After finishing the screen, all the excellent candidates are merged. The specific process is shown in Figure 8. First, a pure black image of the same size as the original image is set, and the size of all the excellent candidate frames in Figure 8(a) is copied on the image and set to white. As shown in Figure 8(b), extraction of the white outline frame and drawing it on the original image are performed as shown in Figure 8(c) to obtain the final processing result.
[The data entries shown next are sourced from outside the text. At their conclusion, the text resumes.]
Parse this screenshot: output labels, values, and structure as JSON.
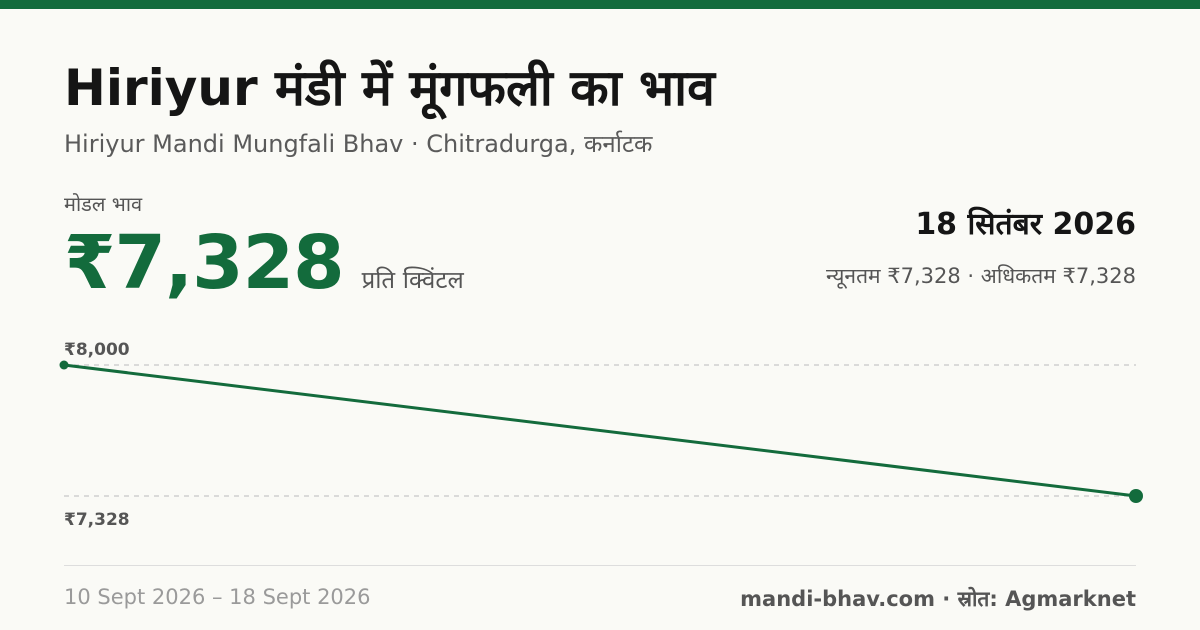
{
  "theme": {
    "accent": "#136b3c",
    "grid": "#c8c8c8",
    "text_muted": "#555555"
  },
  "header": {
    "title": "Hiriyur मंडी में मूंगफली का भाव",
    "subtitle": "Hiriyur Mandi Mungfali Bhav · Chitradurga, कर्नाटक"
  },
  "price": {
    "label": "मोडल भाव",
    "value": "₹7,328",
    "unit": "प्रति क्विंटल"
  },
  "date": "18 सितंबर 2026",
  "range_text": "न्यूनतम ₹7,328 · अधिकतम ₹7,328",
  "chart_data": {
    "type": "line",
    "x": [
      "2026-09-10",
      "2026-09-18"
    ],
    "series": [
      {
        "values": [
          8000,
          7328
        ]
      }
    ],
    "y_ticks": [
      {
        "value": 8000,
        "label": "₹8,000"
      },
      {
        "value": 7328,
        "label": "₹7,328"
      }
    ],
    "ylim": [
      7328,
      8000
    ],
    "grid": true
  },
  "footer": {
    "date_range": "10 Sept 2026 – 18 Sept 2026",
    "source": "mandi-bhav.com · स्रोत: Agmarknet"
  }
}
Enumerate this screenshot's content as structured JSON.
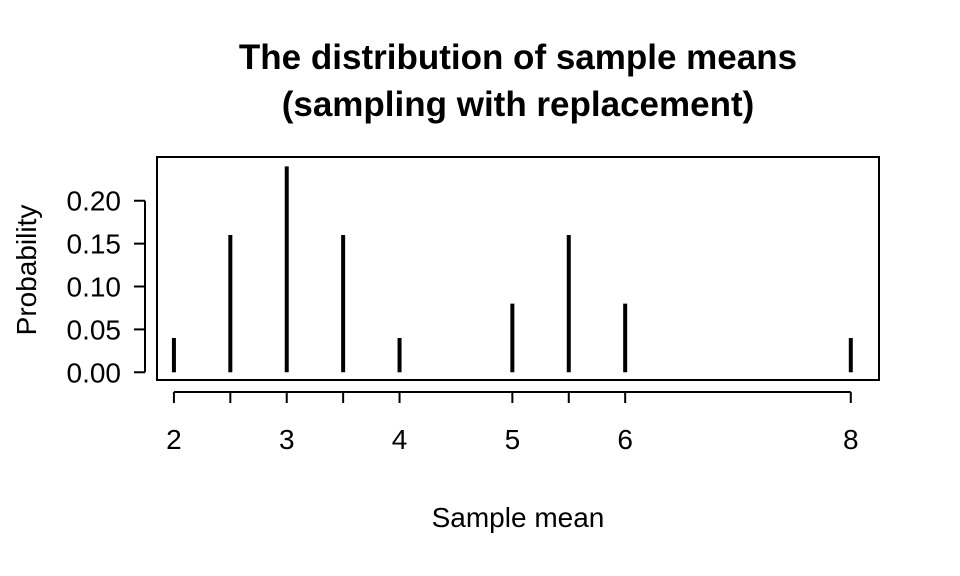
{
  "chart_data": {
    "type": "bar",
    "title": [
      "The distribution of sample means",
      "(sampling with replacement)"
    ],
    "xlabel": "Sample mean",
    "ylabel": "Probability",
    "x": [
      2,
      2.5,
      3,
      3.5,
      4,
      5,
      5.5,
      6,
      8
    ],
    "values": [
      0.04,
      0.16,
      0.24,
      0.16,
      0.04,
      0.08,
      0.16,
      0.08,
      0.04
    ],
    "x_ticks": [
      2,
      2.5,
      3,
      3.5,
      4,
      5,
      5.5,
      6,
      8
    ],
    "x_tick_labels": [
      "2",
      "",
      "3",
      "",
      "4",
      "5",
      "",
      "6",
      "8"
    ],
    "y_ticks": [
      0,
      0.05,
      0.1,
      0.15,
      0.2
    ],
    "y_tick_labels": [
      "0.00",
      "0.05",
      "0.10",
      "0.15",
      "0.20"
    ],
    "xlim": [
      1.85,
      8.25
    ],
    "ylim": [
      -0.009,
      0.251
    ],
    "grid": false,
    "bar_color": "#000000"
  }
}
Using the above process, more images are processed, and the processing results are as shown in Figure 9. It can be seen that the algorithm can obtain ideal results in different processing scenarios. The single picture recognition rate, false positive rate, and processing time are shown in Table 4. The recognition rate refers to the ratio of the identified screen area to the total screen area. The false positive rate refers to the ratio of the screen area defined in the target area except the screen area to the total screen area. It can be seen that the recognition rate is above 96%, and the processing time is less than 150 ms. The false positive rate is slightly higher when the background light intensity is higher, and the rest are less than 5%.

6. Conclusion

In this paper, a new screen analysis method for American Hyphantria cunea larvae is proposed based on the CNN. A CNN architecture is proposed based on multicolor space. Meanwhile, the RGB and YIQ packet convolution methods are selected for judgment. The sliding window is divided to avoid the convolution in the whole image range and improve the processing precision. Based on the image, a new candidate frame extraction algorithm is proposed which is named the noncoincident sliding window method. The image is divided into several candidate frames. The volume convolution of RGB and YIQ space is used in each candidate frame. The product result is output in the form of probability, and two thresholds are set. The result higher than the high threshold is directly considered as excellent, and that lower than the low threshold is removed. The candidate frame in the middle region is again divided by the noncoincident sliding window method. The above process is repeated until the process completed. The number of candidate frame extractions reaches the set value or ends when there is no qualified candidate frame. The final recognition result can be obtained by merging the excellent candidate frames. It is verified that the recognition rate of the method is higher than 96%, and the single image processing time is less than 150 ms.

Data Availability

The data used to support the findings of this study are available from the corresponding author upon request.

Conflicts of Interest

The authors declare that there are no conflicts of interest regarding the publication of this paper.

Acknowledgments

This study was supported by the National Natural Science Foundation of China (Grant no. 61703192).